The reform process has demonstrated that Americans want their lawmakers to do more reform, not less and wavering Democrats should recognize that a Senate like health care bill would lay an important foundation for strengthening the health care system over the long term. Ironically, the final health care bill now closely resembles the Massachusetts 2006 reform effort, which the overwhelming majority of Massachusetts residents and Scott Brown support. National health care reform could help Massachusetts control its skyrocketing health care costs and improve the Massachusetts effort in the years to come.

Romney’s Selfish Defense Of Massachusetts’ Reform: ‘They Don’t Want Obamacare, Rather Have What We’ve Got’

This morning, Fox & Friends host Gretchen Carlson asked former Governor Mitt Romney if voters in Massachusetts were turning against Martha Coakley because “people in Massachusetts have a already experienced universal health care, so to speak?” Romney responded by defending the Massachusetts reforms. “Massachusetts has shown that you can solve the problem without cutting Medicare, without the so-called public option, without the government stepping in and doing special deals with unions or senators from other states,” Romney said:

ROMNEY: Oh, I think health care has a lot to do with this and Massachusetts showed and Scott Brown by the way supported the health care system here in Massachusetts still does, as I do…Let me tell you, Obamacare would be a very raw deal for people with Massachusetts because we already have a system that’s working here. Ninety-eight percent of our people are insured and if we had a federal, government one-size-fits all plan, Obamacare if you will, people here in Massachusetts would have to pay more taxes, see their Medicare cut. They don’t want Obamacare. They’d rather have what we’ve got here.

Watch it:

Romney “has shown that you can solve the problem without cutting Medicare” because states don’t have the ability to cut into the federally-funded Medicare program or make “special deals” with senators from other states. In fact, Romney’s effort may have been less ambitious than Obama’s reforms — unlike the national bills, the Massachusetts law did not try to contain health care costs — but it’s not very different from “Obamacare.”
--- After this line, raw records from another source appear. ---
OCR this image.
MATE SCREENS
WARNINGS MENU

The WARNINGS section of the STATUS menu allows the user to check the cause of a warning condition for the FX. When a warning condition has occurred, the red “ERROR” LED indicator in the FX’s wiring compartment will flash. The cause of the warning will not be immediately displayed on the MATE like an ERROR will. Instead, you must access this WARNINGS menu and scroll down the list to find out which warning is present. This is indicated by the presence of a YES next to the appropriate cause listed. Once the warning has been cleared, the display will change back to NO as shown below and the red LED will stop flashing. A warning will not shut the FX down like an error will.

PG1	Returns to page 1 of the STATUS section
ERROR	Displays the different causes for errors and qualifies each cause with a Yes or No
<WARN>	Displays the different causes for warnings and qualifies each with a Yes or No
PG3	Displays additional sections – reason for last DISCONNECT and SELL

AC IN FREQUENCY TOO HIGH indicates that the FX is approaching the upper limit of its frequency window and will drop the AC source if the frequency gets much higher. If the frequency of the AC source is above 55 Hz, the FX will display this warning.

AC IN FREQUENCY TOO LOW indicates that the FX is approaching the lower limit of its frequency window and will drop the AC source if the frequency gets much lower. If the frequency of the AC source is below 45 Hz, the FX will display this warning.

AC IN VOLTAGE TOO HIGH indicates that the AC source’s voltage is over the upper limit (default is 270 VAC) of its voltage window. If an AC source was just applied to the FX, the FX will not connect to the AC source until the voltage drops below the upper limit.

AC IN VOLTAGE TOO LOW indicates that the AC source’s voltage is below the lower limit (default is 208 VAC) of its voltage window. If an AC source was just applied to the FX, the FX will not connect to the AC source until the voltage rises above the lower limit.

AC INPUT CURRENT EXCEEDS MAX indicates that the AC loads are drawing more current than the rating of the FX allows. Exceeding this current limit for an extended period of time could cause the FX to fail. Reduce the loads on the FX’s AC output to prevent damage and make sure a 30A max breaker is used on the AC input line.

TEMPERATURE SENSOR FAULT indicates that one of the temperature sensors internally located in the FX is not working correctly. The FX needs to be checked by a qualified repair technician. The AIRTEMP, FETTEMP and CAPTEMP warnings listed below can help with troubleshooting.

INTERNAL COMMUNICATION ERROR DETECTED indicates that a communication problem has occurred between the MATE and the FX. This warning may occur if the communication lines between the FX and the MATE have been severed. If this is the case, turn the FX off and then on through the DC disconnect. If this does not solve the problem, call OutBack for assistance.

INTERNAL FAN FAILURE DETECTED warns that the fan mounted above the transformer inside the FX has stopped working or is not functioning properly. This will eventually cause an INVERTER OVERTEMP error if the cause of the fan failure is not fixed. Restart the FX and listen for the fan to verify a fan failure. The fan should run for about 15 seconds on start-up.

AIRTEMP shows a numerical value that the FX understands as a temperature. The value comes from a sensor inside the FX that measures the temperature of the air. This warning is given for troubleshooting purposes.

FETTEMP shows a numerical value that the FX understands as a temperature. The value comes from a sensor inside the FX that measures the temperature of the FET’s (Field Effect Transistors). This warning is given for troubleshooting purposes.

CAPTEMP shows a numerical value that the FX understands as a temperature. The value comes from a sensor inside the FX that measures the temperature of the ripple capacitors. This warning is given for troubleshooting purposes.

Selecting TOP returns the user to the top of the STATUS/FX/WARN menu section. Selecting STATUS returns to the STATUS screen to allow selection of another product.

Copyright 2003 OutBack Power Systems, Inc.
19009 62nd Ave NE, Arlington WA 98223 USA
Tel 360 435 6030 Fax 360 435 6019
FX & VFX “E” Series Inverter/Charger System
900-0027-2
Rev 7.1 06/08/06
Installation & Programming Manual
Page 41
Both bills require Americans to purchase coverage and provide affordability credits to Americans who can’t afford insurance, create insurance exchanges, establish minimum creditable coverage standards for insurers (what Romney refers to as “one-size-fits all plan”) and require employers to contribute towards reform. Like the Massachusetts plan, the final health care bill will also lack a public health insurance option.

While Massachusetts residents may “rather have what we’ve got here,” they didn’t always support the state’s health care reforms — suggesting that support for national reform may follow the same trajectory. In September of 2006, five months after Romney signed reform into law, a majority of Massachusetts residents were discouraged by the sausage making process of reform and only 48% of residents supported the bill. By June 2008, support jumped to 69% and today 79% want the law to continue (although a majority are also pushing the government to adopt cost containment policies).